François Pinon isn’t a name you often hear mentioned in the same breath as Domaines Huet and Foreau but when you do, it’s often in the context of how Pinon’s wines are not only better but priced lower. The pricing issues have more to do with importer inflation (all three of these producers standard cuvées are virtually the same price in France for instance) but the quality and especially the style are something else. Pinon, in my mind anyway, is making a much more pure expression of Vouvray than the other two and the finest wine in the appellation. This is chenin blanc at it’s best.

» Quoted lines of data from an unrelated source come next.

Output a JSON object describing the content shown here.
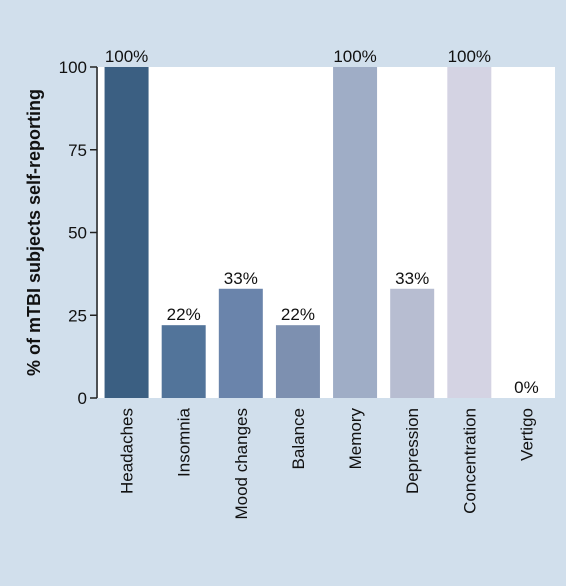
{
  "chart_data": {
    "type": "bar",
    "title": "",
    "xlabel": "",
    "ylabel": "% of mTBI subjects self-reporting",
    "ylim": [
      0,
      100
    ],
    "yticks": [
      0,
      25,
      50,
      75,
      100
    ],
    "categories": [
      "Headaches",
      "Insomnia",
      "Mood changes",
      "Balance",
      "Memory",
      "Depression",
      "Concentration",
      "Vertigo"
    ],
    "values": [
      100,
      22,
      33,
      22,
      100,
      33,
      100,
      0
    ],
    "data_labels": [
      "100%",
      "22%",
      "33%",
      "22%",
      "100%",
      "33%",
      "100%",
      "0%"
    ],
    "bar_colors": [
      "#3b5f82",
      "#52749a",
      "#6a84ab",
      "#7d90b0",
      "#9fadc6",
      "#b7bdd1",
      "#d4d3e3",
      "#d4d3e3"
    ],
    "plot_background": "#ffffff",
    "panel_background": "#d1dfec",
    "grid": false,
    "legend": "none"
  }
}
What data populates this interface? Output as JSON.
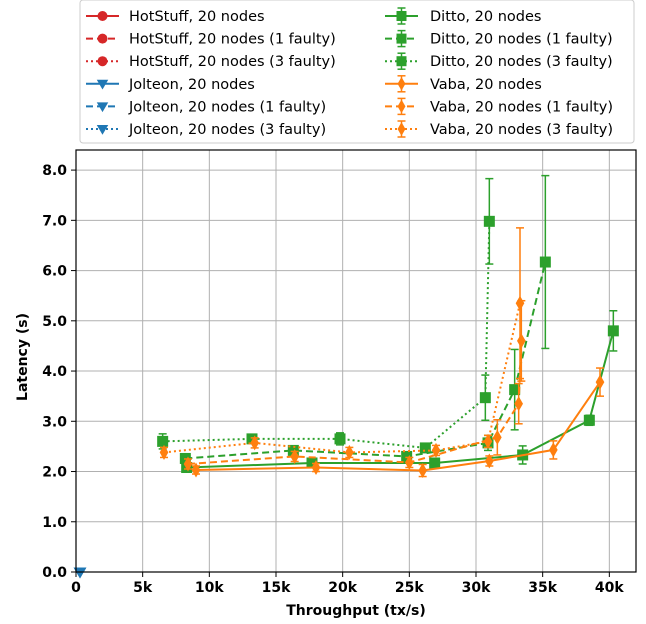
{
  "chart_data": {
    "type": "line",
    "xlabel": "Throughput (tx/s)",
    "ylabel": "Latency (s)",
    "xlim": [
      0,
      42000
    ],
    "ylim": [
      0,
      8.4
    ],
    "xticks": [
      0,
      5000,
      10000,
      15000,
      20000,
      25000,
      30000,
      35000,
      40000
    ],
    "xtick_labels": [
      "0",
      "5k",
      "10k",
      "15k",
      "20k",
      "25k",
      "30k",
      "35k",
      "40k"
    ],
    "yticks": [
      0,
      1,
      2,
      3,
      4,
      5,
      6,
      7,
      8
    ],
    "ytick_labels": [
      "0.0",
      "1.0",
      "2.0",
      "3.0",
      "4.0",
      "5.0",
      "6.0",
      "7.0",
      "8.0"
    ],
    "grid": true,
    "legend_position": "above plot, two columns",
    "series": [
      {
        "name": "HotStuff, 20 nodes",
        "color": "#d62728",
        "style": "solid",
        "marker": "circle",
        "x": [],
        "y": [],
        "err": []
      },
      {
        "name": "HotStuff, 20 nodes (1 faulty)",
        "color": "#d62728",
        "style": "dashed",
        "marker": "circle",
        "x": [],
        "y": [],
        "err": []
      },
      {
        "name": "HotStuff, 20 nodes (3 faulty)",
        "color": "#d62728",
        "style": "dotted",
        "marker": "circle",
        "x": [],
        "y": [],
        "err": []
      },
      {
        "name": "Jolteon, 20 nodes",
        "color": "#1f77b4",
        "style": "solid",
        "marker": "triangle-down",
        "x": [
          300
        ],
        "y": [
          0
        ],
        "err": [
          0
        ]
      },
      {
        "name": "Jolteon, 20 nodes (1 faulty)",
        "color": "#1f77b4",
        "style": "dashed",
        "marker": "triangle-down",
        "x": [
          300
        ],
        "y": [
          0
        ],
        "err": [
          0
        ]
      },
      {
        "name": "Jolteon, 20 nodes (3 faulty)",
        "color": "#1f77b4",
        "style": "dotted",
        "marker": "triangle-down",
        "x": [
          300
        ],
        "y": [
          0
        ],
        "err": [
          0
        ]
      },
      {
        "name": "Ditto, 20 nodes",
        "color": "#2ca02c",
        "style": "solid",
        "marker": "square",
        "x": [
          8300,
          17700,
          26900,
          33500,
          38500,
          40300
        ],
        "y": [
          2.08,
          2.17,
          2.17,
          2.33,
          3.02,
          4.8
        ],
        "err": [
          0.05,
          0.05,
          0.05,
          0.18,
          0.1,
          0.4
        ]
      },
      {
        "name": "Ditto, 20 nodes (1 faulty)",
        "color": "#2ca02c",
        "style": "dashed",
        "marker": "square",
        "x": [
          8200,
          16300,
          24800,
          30900,
          32900,
          35200
        ],
        "y": [
          2.26,
          2.42,
          2.3,
          2.57,
          3.63,
          6.17
        ],
        "err": [
          0.08,
          0.08,
          0.08,
          0.15,
          0.8,
          1.72
        ]
      },
      {
        "name": "Ditto, 20 nodes (3 faulty)",
        "color": "#2ca02c",
        "style": "dotted",
        "marker": "square",
        "x": [
          6500,
          13200,
          19800,
          26200,
          30700,
          31000
        ],
        "y": [
          2.6,
          2.65,
          2.65,
          2.47,
          3.47,
          6.98
        ],
        "err": [
          0.15,
          0.08,
          0.12,
          0.08,
          0.45,
          0.85
        ]
      },
      {
        "name": "Vaba, 20 nodes",
        "color": "#ff7f0e",
        "style": "solid",
        "marker": "diamond",
        "x": [
          9000,
          18000,
          26000,
          31000,
          35800,
          39300
        ],
        "y": [
          2.03,
          2.08,
          2.02,
          2.21,
          2.43,
          3.78
        ],
        "err": [
          0.08,
          0.08,
          0.12,
          0.1,
          0.18,
          0.28
        ]
      },
      {
        "name": "Vaba, 20 nodes (1 faulty)",
        "color": "#ff7f0e",
        "style": "dashed",
        "marker": "diamond",
        "x": [
          8400,
          16400,
          25000,
          31600,
          33200,
          33400
        ],
        "y": [
          2.15,
          2.3,
          2.18,
          2.68,
          3.35,
          4.6
        ],
        "err": [
          0.1,
          0.1,
          0.1,
          0.35,
          0.4,
          0.8
        ]
      },
      {
        "name": "Vaba, 20 nodes (3 faulty)",
        "color": "#ff7f0e",
        "style": "dotted",
        "marker": "diamond",
        "x": [
          6600,
          13400,
          20500,
          27000,
          30900,
          33300
        ],
        "y": [
          2.38,
          2.57,
          2.38,
          2.42,
          2.6,
          5.35
        ],
        "err": [
          0.1,
          0.1,
          0.1,
          0.1,
          0.12,
          1.5
        ]
      }
    ]
  }
}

François, a former child psychologist, took over the domaine from his father some 30 years ago now and has really made a name for himself and the domaine. It doesn’t hurt that the vineyards are planted on some of the regions best soils, black flint and limestone in particular at Pinon, but his farming and winemaking is just a lot better than most everyone else. François is manic about plowing which is great for healthy soil but very hard work. He started converting to organic viticulture 15 years ago or so which is no easy way to farm in the Loire Valley. The humid weather and frequent hailstorms force many larger growers to rely on chemical anti fungal treatments in these conditions and accomplishing this naturally is really difficult but necessary for making great wine. Winemaking is meticulous and fairly non-interventionist with the use of native yeasts and neutral fermentation and aging vessels, stainless steel and old foudres here.

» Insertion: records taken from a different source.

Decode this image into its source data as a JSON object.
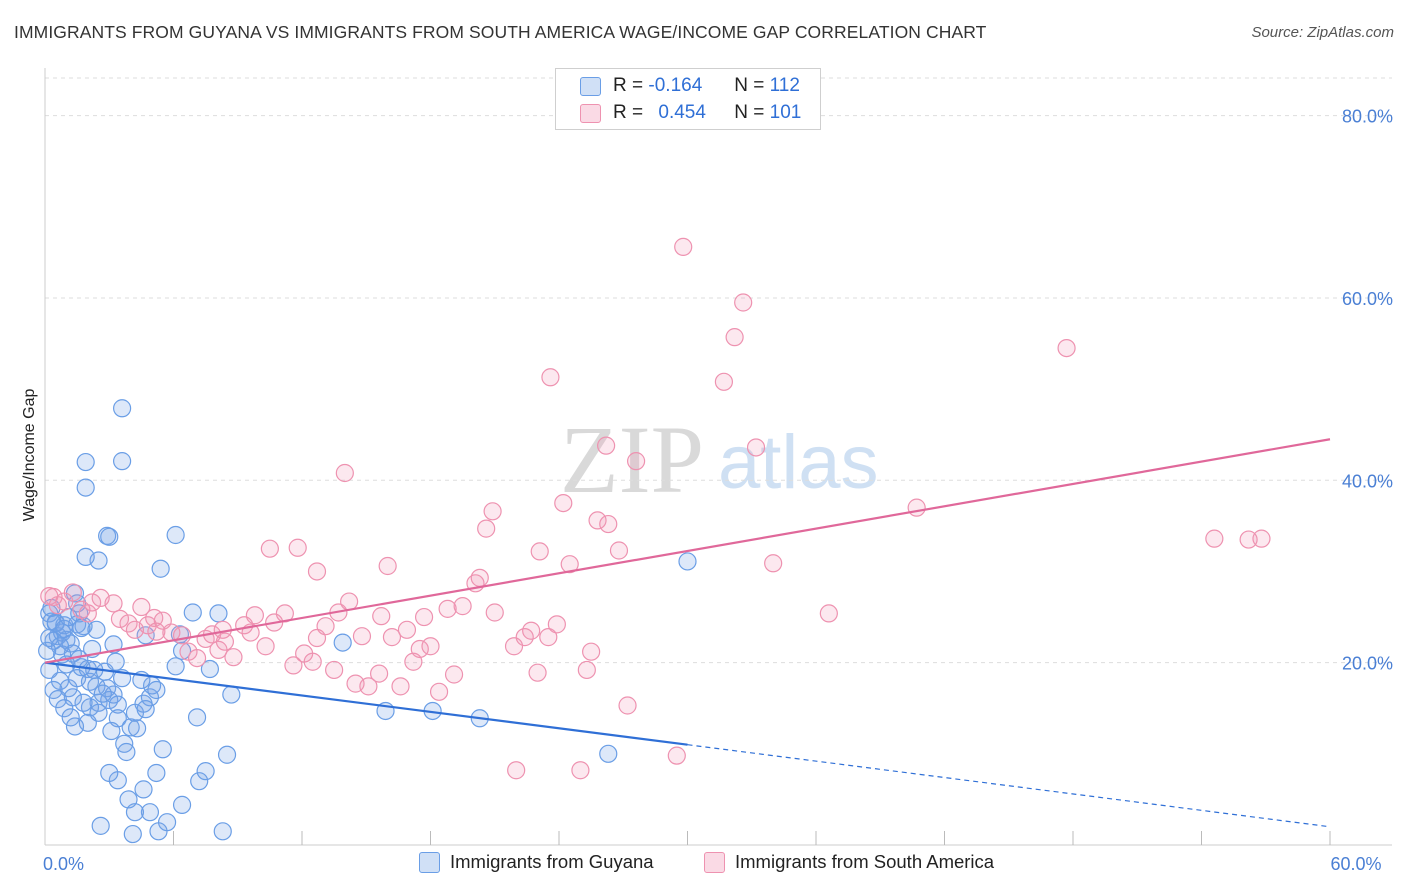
{
  "title": "IMMIGRANTS FROM GUYANA VS IMMIGRANTS FROM SOUTH AMERICA WAGE/INCOME GAP CORRELATION CHART",
  "source": "Source: ZipAtlas.com",
  "watermark": {
    "zip": "ZIP",
    "atlas": "atlas"
  },
  "colors": {
    "blue": "#6a9ee6",
    "blue_fill": "rgba(120,165,230,0.25)",
    "blue_line": "#2f6fd6",
    "pink": "#ee92b0",
    "pink_fill": "rgba(240,150,180,0.22)",
    "pink_line": "#e0689a",
    "grid": "#dddddd",
    "tick_text": "#4a7fd4"
  },
  "legend_top": {
    "rows": [
      {
        "r_label": "R =",
        "r_value": "-0.164",
        "n_label": "N =",
        "n_value": "112"
      },
      {
        "r_label": "R =",
        "r_value": "0.454",
        "n_label": "N =",
        "n_value": "101"
      }
    ]
  },
  "legend_bottom": {
    "series": [
      {
        "label": "Immigrants from Guyana"
      },
      {
        "label": "Immigrants from South America"
      }
    ]
  },
  "chart_data": {
    "type": "scatter",
    "title": "IMMIGRANTS FROM GUYANA VS IMMIGRANTS FROM SOUTH AMERICA WAGE/INCOME GAP CORRELATION CHART",
    "xlabel": "",
    "ylabel": "Wage/Income Gap",
    "xlim": [
      0,
      60
    ],
    "ylim": [
      0,
      85
    ],
    "x_tick_labels": [
      "0.0%",
      "60.0%"
    ],
    "x_ticks": [
      0,
      60
    ],
    "x_minor_ticks": [
      6,
      12,
      18,
      24,
      30,
      36,
      42,
      48,
      54
    ],
    "y_ticks": [
      20,
      40,
      60,
      80
    ],
    "y_tick_labels": [
      "20.0%",
      "40.0%",
      "60.0%",
      "80.0%"
    ],
    "grid": true,
    "series": [
      {
        "name": "Immigrants from Guyana",
        "R": -0.164,
        "N": 112,
        "trend": {
          "x_start": 0,
          "y_start": 20.0,
          "x_solid_end": 30,
          "y_solid_end": 11.0,
          "x_end": 60,
          "y_end": 2.0
        },
        "points": [
          [
            0.2,
            25.4
          ],
          [
            0.3,
            24.5
          ],
          [
            0.5,
            24.3
          ],
          [
            0.6,
            22.9
          ],
          [
            0.4,
            22.4
          ],
          [
            0.8,
            23.3
          ],
          [
            1.0,
            22.5
          ],
          [
            1.2,
            22.1
          ],
          [
            1.3,
            21.0
          ],
          [
            0.9,
            24.1
          ],
          [
            1.5,
            24.2
          ],
          [
            1.4,
            27.6
          ],
          [
            1.6,
            25.4
          ],
          [
            1.8,
            24.0
          ],
          [
            0.7,
            18.0
          ],
          [
            1.1,
            17.2
          ],
          [
            1.3,
            16.2
          ],
          [
            1.5,
            18.3
          ],
          [
            1.7,
            19.5
          ],
          [
            2.0,
            19.3
          ],
          [
            2.1,
            17.9
          ],
          [
            2.3,
            19.2
          ],
          [
            2.4,
            17.4
          ],
          [
            2.5,
            15.6
          ],
          [
            2.1,
            15.1
          ],
          [
            1.8,
            15.6
          ],
          [
            2.0,
            13.4
          ],
          [
            1.4,
            13.0
          ],
          [
            2.5,
            14.5
          ],
          [
            2.8,
            19.0
          ],
          [
            2.9,
            17.2
          ],
          [
            3.0,
            15.9
          ],
          [
            3.2,
            16.5
          ],
          [
            3.4,
            15.4
          ],
          [
            3.6,
            18.3
          ],
          [
            3.4,
            13.9
          ],
          [
            3.1,
            12.5
          ],
          [
            3.7,
            11.1
          ],
          [
            3.8,
            10.2
          ],
          [
            4.0,
            12.9
          ],
          [
            4.2,
            14.5
          ],
          [
            4.3,
            12.8
          ],
          [
            4.6,
            15.5
          ],
          [
            4.9,
            16.2
          ],
          [
            5.0,
            17.5
          ],
          [
            5.2,
            17.0
          ],
          [
            4.7,
            14.9
          ],
          [
            4.5,
            18.1
          ],
          [
            5.5,
            10.5
          ],
          [
            5.2,
            7.9
          ],
          [
            4.6,
            6.1
          ],
          [
            4.9,
            3.6
          ],
          [
            3.9,
            5.0
          ],
          [
            4.2,
            3.6
          ],
          [
            3.4,
            7.1
          ],
          [
            3.0,
            7.9
          ],
          [
            2.6,
            2.1
          ],
          [
            4.1,
            1.2
          ],
          [
            5.3,
            1.5
          ],
          [
            5.7,
            2.5
          ],
          [
            6.4,
            4.4
          ],
          [
            7.2,
            7.0
          ],
          [
            7.5,
            8.1
          ],
          [
            8.5,
            9.9
          ],
          [
            8.3,
            1.5
          ],
          [
            7.1,
            14.0
          ],
          [
            8.7,
            16.5
          ],
          [
            7.7,
            19.3
          ],
          [
            6.1,
            19.6
          ],
          [
            6.4,
            21.3
          ],
          [
            6.3,
            23.1
          ],
          [
            6.9,
            25.5
          ],
          [
            8.1,
            25.4
          ],
          [
            4.7,
            23.0
          ],
          [
            3.2,
            22.0
          ],
          [
            2.4,
            23.6
          ],
          [
            1.5,
            26.5
          ],
          [
            2.5,
            31.2
          ],
          [
            1.9,
            31.6
          ],
          [
            2.9,
            33.9
          ],
          [
            3.0,
            33.8
          ],
          [
            1.9,
            39.2
          ],
          [
            1.9,
            42.0
          ],
          [
            3.6,
            42.1
          ],
          [
            3.6,
            47.9
          ],
          [
            5.4,
            30.3
          ],
          [
            6.1,
            34.0
          ],
          [
            13.9,
            22.2
          ],
          [
            15.9,
            14.7
          ],
          [
            18.1,
            14.7
          ],
          [
            20.3,
            13.9
          ],
          [
            26.3,
            10.0
          ],
          [
            30.0,
            31.1
          ],
          [
            0.2,
            22.7
          ],
          [
            0.5,
            24.4
          ],
          [
            0.9,
            23.7
          ],
          [
            1.1,
            25.0
          ],
          [
            0.3,
            26.0
          ],
          [
            0.7,
            21.8
          ],
          [
            1.0,
            19.8
          ],
          [
            1.6,
            20.4
          ],
          [
            2.2,
            21.5
          ],
          [
            0.4,
            17.0
          ],
          [
            0.6,
            16.0
          ],
          [
            0.9,
            15.0
          ],
          [
            1.2,
            14.0
          ],
          [
            2.7,
            16.6
          ],
          [
            3.3,
            20.1
          ],
          [
            0.8,
            20.9
          ],
          [
            1.7,
            23.8
          ],
          [
            0.1,
            21.3
          ],
          [
            0.2,
            19.2
          ]
        ]
      },
      {
        "name": "Immigrants from South America",
        "R": 0.454,
        "N": 101,
        "trend": {
          "x_start": 0,
          "y_start": 20.0,
          "x_end": 60,
          "y_end": 44.5
        },
        "points": [
          [
            0.2,
            27.3
          ],
          [
            0.4,
            27.2
          ],
          [
            0.6,
            26.3
          ],
          [
            0.9,
            26.7
          ],
          [
            1.3,
            27.7
          ],
          [
            1.7,
            25.8
          ],
          [
            2.0,
            25.4
          ],
          [
            2.2,
            26.6
          ],
          [
            2.6,
            27.1
          ],
          [
            3.2,
            26.5
          ],
          [
            3.5,
            24.8
          ],
          [
            3.9,
            24.3
          ],
          [
            4.2,
            23.6
          ],
          [
            4.5,
            26.1
          ],
          [
            4.8,
            24.1
          ],
          [
            5.1,
            24.9
          ],
          [
            5.5,
            24.6
          ],
          [
            5.2,
            23.4
          ],
          [
            5.9,
            23.3
          ],
          [
            6.4,
            23.0
          ],
          [
            6.7,
            21.2
          ],
          [
            7.1,
            20.5
          ],
          [
            7.5,
            22.6
          ],
          [
            7.8,
            23.1
          ],
          [
            8.1,
            21.4
          ],
          [
            8.4,
            22.3
          ],
          [
            8.8,
            20.6
          ],
          [
            8.3,
            23.6
          ],
          [
            9.3,
            24.1
          ],
          [
            9.6,
            23.3
          ],
          [
            9.8,
            25.2
          ],
          [
            10.3,
            21.8
          ],
          [
            10.7,
            24.4
          ],
          [
            11.2,
            25.4
          ],
          [
            11.6,
            19.7
          ],
          [
            12.1,
            21.0
          ],
          [
            12.5,
            20.1
          ],
          [
            12.7,
            22.7
          ],
          [
            13.1,
            24.0
          ],
          [
            13.5,
            19.2
          ],
          [
            13.7,
            25.5
          ],
          [
            14.2,
            26.7
          ],
          [
            14.8,
            22.9
          ],
          [
            14.5,
            17.7
          ],
          [
            15.1,
            17.4
          ],
          [
            15.6,
            18.8
          ],
          [
            15.7,
            25.1
          ],
          [
            16.2,
            22.8
          ],
          [
            16.6,
            17.4
          ],
          [
            16.9,
            23.6
          ],
          [
            17.2,
            20.1
          ],
          [
            17.5,
            21.5
          ],
          [
            17.7,
            25.0
          ],
          [
            18.0,
            21.8
          ],
          [
            18.4,
            16.8
          ],
          [
            18.8,
            25.9
          ],
          [
            19.1,
            18.7
          ],
          [
            19.5,
            26.2
          ],
          [
            20.1,
            28.7
          ],
          [
            20.3,
            29.3
          ],
          [
            20.6,
            34.7
          ],
          [
            20.9,
            36.6
          ],
          [
            21.0,
            25.5
          ],
          [
            21.9,
            21.8
          ],
          [
            22.4,
            22.8
          ],
          [
            22.7,
            23.5
          ],
          [
            23.0,
            18.9
          ],
          [
            23.1,
            32.2
          ],
          [
            23.5,
            22.8
          ],
          [
            23.9,
            24.2
          ],
          [
            24.2,
            37.5
          ],
          [
            24.5,
            30.8
          ],
          [
            25.3,
            19.2
          ],
          [
            25.5,
            21.2
          ],
          [
            25.8,
            35.6
          ],
          [
            26.3,
            35.2
          ],
          [
            26.8,
            32.3
          ],
          [
            26.2,
            43.8
          ],
          [
            27.2,
            15.3
          ],
          [
            27.6,
            42.1
          ],
          [
            29.8,
            65.6
          ],
          [
            29.5,
            9.8
          ],
          [
            31.7,
            50.8
          ],
          [
            32.2,
            55.7
          ],
          [
            32.6,
            59.5
          ],
          [
            33.2,
            43.6
          ],
          [
            34.0,
            30.9
          ],
          [
            36.6,
            25.4
          ],
          [
            16.0,
            30.6
          ],
          [
            14.0,
            40.8
          ],
          [
            11.8,
            32.6
          ],
          [
            10.5,
            32.5
          ],
          [
            12.7,
            30.0
          ],
          [
            22.0,
            8.2
          ],
          [
            25.0,
            8.2
          ],
          [
            47.7,
            54.5
          ],
          [
            54.6,
            33.6
          ],
          [
            56.8,
            33.6
          ],
          [
            56.2,
            33.5
          ],
          [
            40.7,
            37.0
          ],
          [
            23.6,
            51.3
          ]
        ]
      }
    ]
  }
}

The Cuvée Silex Noir, in reference to the black flint soil, is the flagship Vouvray produced by Pinon. This bottling really shows off the house style which is bright, expressive chenin of great depth and precision. You often see Vouvray labelled as Sec and Demi-Sec to indicate the residual sugar in the wine but when you don’t see any designation, it usually means it’s Sec Tendre, or “tenderly dry”. This is a bottling with a bit of residual sugar but when made well, the result is a very dry wine with high acid to balance the sweetness. The Silex Noir is a fantastic example of this style. Peculiarly, Sec Tendre is a designation that isn't allowed to appear on a bottle and Vouvray Sec isn’t necessarily dry. Go figure. In any event, this wine is almost startlingly dry to the palate with high acid, low (12%) alcohol and gorgeous fruit. 2014 is the best vintage in many years for the Loire Valley and it really shows in this wine. Floral, mineral and white fruit notes dominate the nose. Flavors of pear and lemon/lime fruit with a long, mineral inflected finish. These wines are capable of long aging but so enticing as a summer wine.